Mr Chandrajit Banerjee, Director General, Confederation of Indian Industry (CII) stated, “The India-CAR Summit shall usher a new dimension to the economic relationship between India and the CARs and lay down a roadmap for future collaborations to meet fast evolving global and regional challenges.” He added, “The Summit provides further impetus to exploring new areas of cooperation for promoting trade and investments and finding new ways of overcoming the connectivity issues so that economic complementarities can be fully realized between India and Central Asia.”
Despite their warm relations, India is not a key trading partner for any of the Central Asian countries, noted CII. Indian exports to the Central Asian Region in 2020-21 stood at a total of USD 658 million and imports were USD 826 million.
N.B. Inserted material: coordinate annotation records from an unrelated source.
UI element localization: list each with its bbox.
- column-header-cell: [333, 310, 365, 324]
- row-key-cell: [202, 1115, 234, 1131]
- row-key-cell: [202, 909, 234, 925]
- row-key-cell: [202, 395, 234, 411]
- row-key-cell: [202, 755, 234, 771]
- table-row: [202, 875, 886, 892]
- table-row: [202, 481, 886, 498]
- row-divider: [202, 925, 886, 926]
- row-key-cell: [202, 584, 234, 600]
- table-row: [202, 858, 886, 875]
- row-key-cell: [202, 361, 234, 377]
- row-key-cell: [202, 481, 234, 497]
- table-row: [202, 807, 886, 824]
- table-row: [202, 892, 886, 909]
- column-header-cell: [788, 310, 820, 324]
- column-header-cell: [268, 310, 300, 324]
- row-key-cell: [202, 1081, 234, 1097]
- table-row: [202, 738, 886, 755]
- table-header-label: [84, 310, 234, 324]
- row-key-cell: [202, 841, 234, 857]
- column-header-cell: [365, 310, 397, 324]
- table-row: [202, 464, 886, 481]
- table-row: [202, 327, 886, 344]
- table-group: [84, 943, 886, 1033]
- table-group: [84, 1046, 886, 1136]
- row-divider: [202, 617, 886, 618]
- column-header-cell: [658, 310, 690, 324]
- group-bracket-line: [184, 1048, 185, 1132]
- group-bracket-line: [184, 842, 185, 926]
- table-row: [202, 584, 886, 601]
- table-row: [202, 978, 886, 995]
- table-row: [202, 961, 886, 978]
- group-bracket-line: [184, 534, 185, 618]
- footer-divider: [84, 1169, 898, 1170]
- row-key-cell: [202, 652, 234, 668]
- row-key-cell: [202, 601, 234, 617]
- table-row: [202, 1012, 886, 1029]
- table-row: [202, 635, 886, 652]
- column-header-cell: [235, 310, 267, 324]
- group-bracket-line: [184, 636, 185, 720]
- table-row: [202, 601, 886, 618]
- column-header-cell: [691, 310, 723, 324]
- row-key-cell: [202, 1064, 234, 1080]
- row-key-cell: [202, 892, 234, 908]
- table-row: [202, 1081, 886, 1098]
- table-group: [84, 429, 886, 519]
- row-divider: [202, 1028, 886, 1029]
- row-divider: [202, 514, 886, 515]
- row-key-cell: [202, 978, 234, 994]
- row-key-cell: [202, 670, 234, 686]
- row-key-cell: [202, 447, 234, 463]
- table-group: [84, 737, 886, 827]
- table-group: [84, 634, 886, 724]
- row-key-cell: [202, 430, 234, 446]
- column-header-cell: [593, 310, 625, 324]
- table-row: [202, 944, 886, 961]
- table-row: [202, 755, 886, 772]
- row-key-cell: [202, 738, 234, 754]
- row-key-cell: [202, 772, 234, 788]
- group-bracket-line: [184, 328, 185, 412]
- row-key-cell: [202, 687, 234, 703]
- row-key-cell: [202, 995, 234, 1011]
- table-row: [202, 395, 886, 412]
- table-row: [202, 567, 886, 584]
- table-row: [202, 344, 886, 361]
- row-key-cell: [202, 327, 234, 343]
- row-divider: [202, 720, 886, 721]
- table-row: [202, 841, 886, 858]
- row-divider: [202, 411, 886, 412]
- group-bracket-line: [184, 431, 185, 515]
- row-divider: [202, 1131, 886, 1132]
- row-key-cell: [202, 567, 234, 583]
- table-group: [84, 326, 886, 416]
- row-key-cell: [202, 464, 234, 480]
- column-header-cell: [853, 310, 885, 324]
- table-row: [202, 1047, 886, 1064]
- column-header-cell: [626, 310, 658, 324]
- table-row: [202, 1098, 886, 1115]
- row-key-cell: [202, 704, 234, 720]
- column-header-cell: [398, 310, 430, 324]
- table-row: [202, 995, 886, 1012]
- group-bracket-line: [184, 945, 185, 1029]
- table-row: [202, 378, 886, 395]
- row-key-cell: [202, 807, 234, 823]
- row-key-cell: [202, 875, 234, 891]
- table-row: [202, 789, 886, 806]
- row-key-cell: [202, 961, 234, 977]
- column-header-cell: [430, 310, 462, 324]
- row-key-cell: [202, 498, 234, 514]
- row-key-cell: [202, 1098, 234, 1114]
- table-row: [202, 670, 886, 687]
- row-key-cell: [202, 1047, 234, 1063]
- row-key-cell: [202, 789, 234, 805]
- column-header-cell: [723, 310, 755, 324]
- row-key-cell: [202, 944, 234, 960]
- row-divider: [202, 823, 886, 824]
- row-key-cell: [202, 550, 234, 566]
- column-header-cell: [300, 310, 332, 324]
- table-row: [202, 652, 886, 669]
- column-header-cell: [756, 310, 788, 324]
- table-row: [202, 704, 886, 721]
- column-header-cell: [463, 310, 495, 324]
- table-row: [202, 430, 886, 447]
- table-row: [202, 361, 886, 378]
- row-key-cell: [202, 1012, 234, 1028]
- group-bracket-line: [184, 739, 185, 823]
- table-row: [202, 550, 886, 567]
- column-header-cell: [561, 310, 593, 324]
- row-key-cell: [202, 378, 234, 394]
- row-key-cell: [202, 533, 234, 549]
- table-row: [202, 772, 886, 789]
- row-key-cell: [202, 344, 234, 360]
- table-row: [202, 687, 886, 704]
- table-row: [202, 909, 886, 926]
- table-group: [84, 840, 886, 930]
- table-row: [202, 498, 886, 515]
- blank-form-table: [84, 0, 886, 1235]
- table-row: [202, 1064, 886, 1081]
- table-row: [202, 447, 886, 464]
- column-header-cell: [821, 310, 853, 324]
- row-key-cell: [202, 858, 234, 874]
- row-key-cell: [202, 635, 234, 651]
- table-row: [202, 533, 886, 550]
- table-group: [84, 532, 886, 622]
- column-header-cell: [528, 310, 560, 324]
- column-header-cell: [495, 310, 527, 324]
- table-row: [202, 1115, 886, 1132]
The main export products include meat, fish, dairy produce, coffee, tea, and cereals among others. The main import products include dairy products, eggs, natural honey, edible vegetables, fruits and nuts, oil seeds, lac, gums and resins, salt, ores, minerals, and organic and inorganic chemicals etc.
Developing a good trade and investment relationship with these countries is of high strategic and economic importance for India. The CAR offers enhanced energy security, a huge market, and a gateway to the markets of CIS and Europe. The Summit focuses attention on connectivity, B2B collaborations and various sectoral collaborations between India and the CARs.
CII has several recommendations for the way forward.
One, augmented air connectivity and increased frequency of flights between India and the CARs will avoid the challenges poised by road/rail transport.
Two, the two sides should work together for expediting the utilization of USD 1 billion line of credit given by Government of India towards high impact community development projects in Central Asia. This would help generate the incentives for increased private sector investment in Central Asia.
Three, the trade basket between the two sides needs to be further diversified with more value-added products. CII suggests a study of export potential to be undertaken to enhance engagement.
Four, India specializes in trade in services and as an emerging market, Central Asia has a burgeoning demand for high tech services in several spheres like healthcare, higher education, IT & ITES, consultancy, engineering and construction, training and skill development, etc. Efforts should be made to match these complementarities.
Five, to realize the full potential in trade and business, it is essential to bridge the information divide and build awareness of the existing regional and international economic and strategic environment. This is possible through more frequent government dialogues, roadshows, business delegations and B2B business interactions, tie ups among business chambers, academic and cultural exchange programs, tourism promotion etc.